Ses concitoyens l'en dédommagèrent, en lui offrant une coupe, comme témoignage de remerciement et de sympathie.

 

Le 10 septembre 1823, après un interrègne de cinq mois pendant lequel les fonctions de maire avaient été remplies par un adjoint, M. le marquis de Foresta, préfet du Finistère, procédait à l'installation du nouveau maire de Brest, M. de la Martre, chevalier de Saint-Louis.

Dans le discours qu'il prononça en ouvrant la séance, le préfet fit d'abord l'éloge des Bourbons :

« Votre opulence est leur ouvrage », dit-il ;

puis, après une phrase sur leurs titres à la reconnaissance de la ville qu'ils n'avaient peut-être pas obtenue et un mot sur les « fréquents écarts » des habitants, s'adressant au nouveau maire :

« C'est à vous, monsieur le chevalier de la Martre, que le roi confie les rênes de l'administration de cette ville,

l'une des plus importantes de son royaume.

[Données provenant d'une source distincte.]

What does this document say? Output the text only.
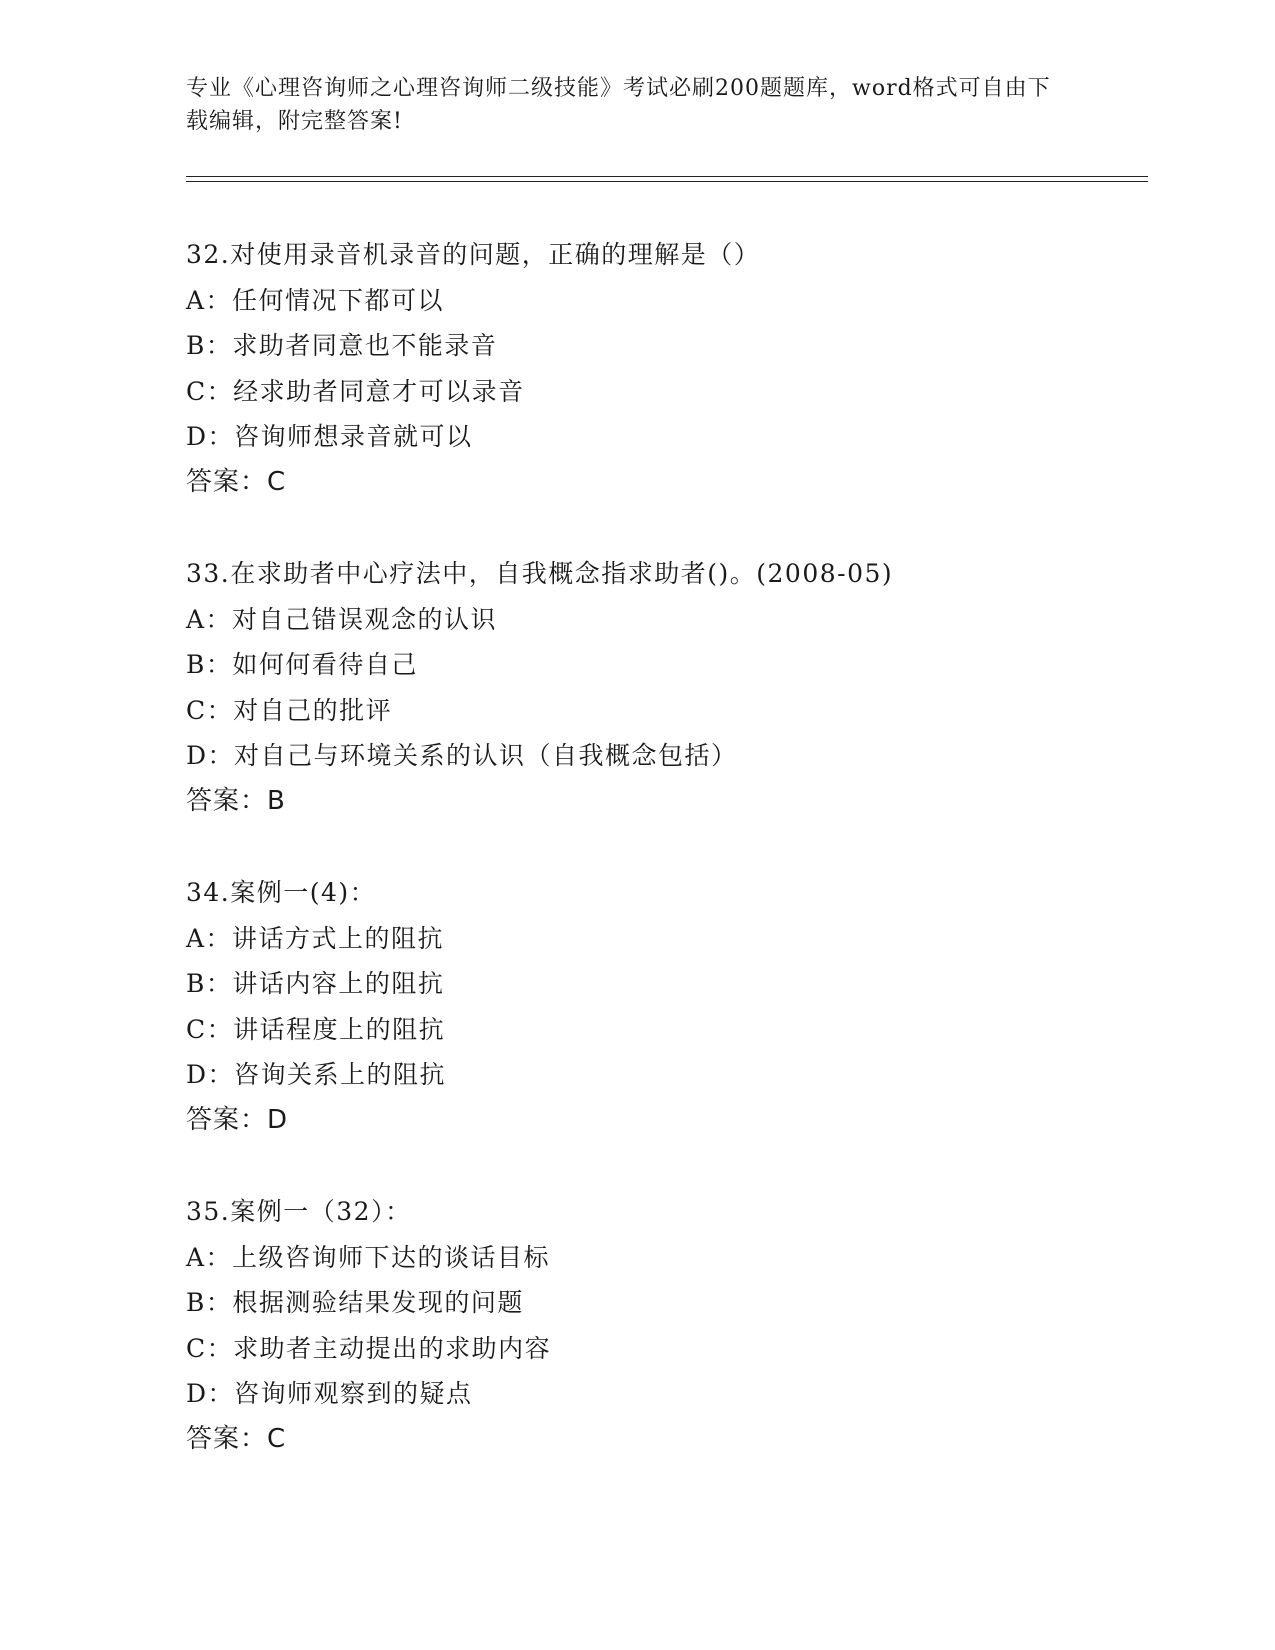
专业《心理咨询师之心理咨询师二级技能》考试必刷200题题库，word格式可自由下载编辑，附完整答案!
32.对使用录音机录音的问题，正确的理解是（）
A：任何情况下都可以
B：求助者同意也不能录音
C：经求助者同意才可以录音
D：咨询师想录音就可以
答案：C
33.在求助者中心疗法中，自我概念指求助者()。(2008-05)
A：对自己错误观念的认识
B：如何何看待自己
C：对自己的批评
D：对自己与环境关系的认识（自我概念包括）
答案：B
34.案例一(4)：
A：讲话方式上的阻抗
B：讲话内容上的阻抗
C：讲话程度上的阻抗
D：咨询关系上的阻抗
答案：D
35.案例一（32）：
A：上级咨询师下达的谈话目标
B：根据测验结果发现的问题
C：求助者主动提出的求助内容
D：咨询师观察到的疑点
答案：C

Tenez-les d'une main ferme ;

elles échappent à la faiblesse... »

 

Et voulant l'édifier sur la manière dont un bon et fidèle sujet du roi devait entendre l'exercice des fonctions municipales, il ajoutait :

« C'est en châtiant les mauvais citoyens qu'on protège les bons, et voilà la conséquence que nos sophistes politiques voudraient éviter.

Ils ont sans doute leurs raisons pour cela, ces hommes insidieux qui s'efforcent d'ériger l'autorité municipale en puissance tribunitienne, de lui donner une attitude hostile contre le gouvernement du roi, d'en faire en un mot un bouclier tutélaire à l'abri duquel viendraient se grouper tous les perturbateurs comme en un asile inviolable. »

 

M. de la Martre était un ancien soldat de l'armée de Condé.

Il devait comprendre ce langage.

Il répondit en assurant le préfet de son zèle et de son dévouement sans bornes.

 

Près de sept ans plus tard, le 14 septembre 1830, un autre préfet installait à son tour un nouveau maire, et répondant au discours du préfet, le maire disait :

« J'étais maire en 1823.

Vous rappeler le ministère déplorable et les Suisses, c'est vous rappeler ma destitution.

J'étais votre maire, et je crus avoir fait mon devoir. »

Puis il déclarait que ses fonctions seraient « toutes paternelles, étant partagées avec un magistrat investi de la confiance d'un roi-citoyen ».

De 1823 à 1830, du roi légitime au roi-citoyen, on avait fait du chemin.

Et Brest, la cité libérale, avait applaudi à la révolution, comme elle devait applaudir à celle de 1848, marquant ainsi chaque étape que faisait la France vers l'égalité et la liberté.